Sidney Poitier was an inspiration for generations that followed.
In the new issue of Variety, the Hollywood legend is remembered in a powerful tribute penned by Halle Berry.
“I grew up idolizing Sidney Poitier. I was around 9 when he flickered into my world on a television replay of ‘Guess Who’s Coming to Dinner.’ I was a latchkey kid in Cleveland, daughter of a white, single mother and a Black father — whose union their parents had frowned upon,” Berry recalls. “In the film, Sidney and his co-star, Katharine Houghton, play an interracial couple whose parents also struggle with their children’s relationship. There I sat in front of my mom’s old console, mesmerized, as I watched my family’s dynamic play out. For the first time in my childhood, I felt seen. Understood. Validated. The world already knew Sidney, who died last week at 94, as a formidable performer. But I first experienced him as a mirror.”
Berry, who is the first and only Black woman to have won the Oscar for Best Actress, also took inspiration from Poitier, who similarly was the first Black man to win the Best Actor Oscar.
“I wasn’t yet born in 1964 when Sidney became the first Black man to win an Academy Award for best actor for his role in ‘Lilies of the Field.’ But years later, when I witnessed the moment in a Black History class, I could not look away,” she writes. “Sidney’s grace and poise, the intention with which he spoke, the dignified way he carried himself — all of it resonated with me. Though I hadn’t met him, and did not dream that I ever would, I felt strongly connected to him.”
She adds, “His courage unleashed in me a sense that I, too, could stand in my power. I, too, could refuse to be diminished and perform the kinds of roles that I desired.

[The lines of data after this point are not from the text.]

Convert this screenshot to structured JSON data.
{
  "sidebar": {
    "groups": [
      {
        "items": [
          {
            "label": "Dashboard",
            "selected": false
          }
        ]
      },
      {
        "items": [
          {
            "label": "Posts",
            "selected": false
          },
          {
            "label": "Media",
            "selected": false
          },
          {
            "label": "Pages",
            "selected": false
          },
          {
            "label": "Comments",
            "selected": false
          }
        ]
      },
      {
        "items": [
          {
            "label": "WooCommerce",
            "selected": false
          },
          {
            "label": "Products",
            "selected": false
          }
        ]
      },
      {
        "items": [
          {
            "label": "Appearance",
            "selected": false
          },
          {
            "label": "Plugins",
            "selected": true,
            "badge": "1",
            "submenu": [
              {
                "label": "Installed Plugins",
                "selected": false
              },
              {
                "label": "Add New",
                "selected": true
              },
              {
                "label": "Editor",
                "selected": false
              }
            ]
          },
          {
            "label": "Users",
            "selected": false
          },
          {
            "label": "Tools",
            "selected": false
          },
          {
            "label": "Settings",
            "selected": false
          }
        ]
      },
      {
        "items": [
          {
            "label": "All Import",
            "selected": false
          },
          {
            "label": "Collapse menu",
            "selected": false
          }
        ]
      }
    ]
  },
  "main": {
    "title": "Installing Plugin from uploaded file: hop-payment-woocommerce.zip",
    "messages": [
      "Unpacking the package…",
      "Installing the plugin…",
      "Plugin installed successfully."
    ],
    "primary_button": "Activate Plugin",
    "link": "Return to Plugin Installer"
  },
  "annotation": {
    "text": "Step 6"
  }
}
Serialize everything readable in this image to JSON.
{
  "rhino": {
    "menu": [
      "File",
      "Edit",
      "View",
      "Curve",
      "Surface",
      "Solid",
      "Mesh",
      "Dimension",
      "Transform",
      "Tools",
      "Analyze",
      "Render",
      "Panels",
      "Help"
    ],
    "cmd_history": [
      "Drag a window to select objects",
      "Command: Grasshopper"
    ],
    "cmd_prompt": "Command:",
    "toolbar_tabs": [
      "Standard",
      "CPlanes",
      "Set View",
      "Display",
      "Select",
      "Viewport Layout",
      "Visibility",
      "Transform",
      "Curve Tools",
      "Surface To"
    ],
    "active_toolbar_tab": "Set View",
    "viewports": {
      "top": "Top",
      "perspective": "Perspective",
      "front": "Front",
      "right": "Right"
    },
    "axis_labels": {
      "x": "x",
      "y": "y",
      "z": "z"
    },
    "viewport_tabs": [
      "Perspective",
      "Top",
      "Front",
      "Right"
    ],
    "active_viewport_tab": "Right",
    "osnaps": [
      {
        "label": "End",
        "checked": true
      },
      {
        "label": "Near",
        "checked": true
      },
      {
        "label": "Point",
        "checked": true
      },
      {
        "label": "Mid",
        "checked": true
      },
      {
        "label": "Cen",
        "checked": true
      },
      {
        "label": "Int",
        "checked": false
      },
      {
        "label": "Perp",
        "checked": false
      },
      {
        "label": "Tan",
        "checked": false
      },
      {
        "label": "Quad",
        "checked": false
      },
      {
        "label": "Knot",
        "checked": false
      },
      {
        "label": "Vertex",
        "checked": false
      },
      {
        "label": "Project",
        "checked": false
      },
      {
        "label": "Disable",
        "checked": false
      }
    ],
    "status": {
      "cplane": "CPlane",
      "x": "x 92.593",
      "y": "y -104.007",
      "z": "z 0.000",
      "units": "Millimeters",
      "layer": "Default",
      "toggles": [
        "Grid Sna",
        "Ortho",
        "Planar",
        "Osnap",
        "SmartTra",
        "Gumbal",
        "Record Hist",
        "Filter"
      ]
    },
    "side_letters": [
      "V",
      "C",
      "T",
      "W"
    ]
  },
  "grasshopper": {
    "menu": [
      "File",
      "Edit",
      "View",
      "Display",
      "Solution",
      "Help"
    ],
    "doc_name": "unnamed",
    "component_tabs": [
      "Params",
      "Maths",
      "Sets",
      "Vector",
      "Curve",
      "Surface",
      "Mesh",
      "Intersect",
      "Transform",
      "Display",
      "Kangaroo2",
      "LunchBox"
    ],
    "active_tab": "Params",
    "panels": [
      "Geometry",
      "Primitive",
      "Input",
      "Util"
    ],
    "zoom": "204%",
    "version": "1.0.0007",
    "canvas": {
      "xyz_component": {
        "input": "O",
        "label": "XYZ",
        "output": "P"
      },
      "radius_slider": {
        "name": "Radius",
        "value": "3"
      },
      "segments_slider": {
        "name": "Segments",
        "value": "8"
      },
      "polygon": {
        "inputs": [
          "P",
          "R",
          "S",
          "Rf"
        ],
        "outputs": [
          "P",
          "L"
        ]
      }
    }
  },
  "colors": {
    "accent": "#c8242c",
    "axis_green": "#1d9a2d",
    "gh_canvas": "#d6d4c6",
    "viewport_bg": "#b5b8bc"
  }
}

On my own terms.”
Berry also remembers the first time she met Poitier, and how that moment affected her.
“Years after I admired Sidney from afar, I met my idol in person. I was at work on the 1999 HBO film ‘Introducing Dorothy Dandridge,’ the story of another trailblazer who made history when she was nominated for an Oscar. I’d arranged to interview him, to glean what I could about Sidney’s memories of Dorothy, as well as to hear what it was like to be Black in Hollywood during a time when there was little place for us in the industry,” she says. “I greeted Sidney, eyes dancing, cheeks lifted — and then I froze. It is the only time in my life when I have been rendered speechless! I was so overwhelmed by his powerful presence, his regal aura, I could not get my words out. For several minutes, I just sat there and stared at him.”
Poitier also shared words of wisdom with Berry that have stuck with her throughout her career.
“‘As Black people,’ he told me, ‘we must learn to swallow it bitter and spit it sweet’ — a phrase I’ve clenched tightly throughout my career,” she says. “Sidney understood how often artists of colour are overlooked, how our talent is so frequently discounted.”
She adds, “Whenever I’d see Sidney, my knees would weaken and my words would vanish. That is just how important he was in my world. He wasn’t just America’s first Black film hero. He was nobility and class personified.”
When Berry won her Oscar, Poitier was in the audience, and Berry remembers, “As I concluded my rambling speech I looked up and saw dear Sidney, high in the balcony seemingly with a halo surround- ing him, looking over me as a proud father would.”
Finally, Berry writes, “History will remember Sidney as a giant of the screen, a legendary actor and director, a performer whose enormous talents were eclipsed only by his kindness. I will recall him as my first mirror, and the true measure of a man — and I will forever see him as the angel in the balcony watching over all of us.”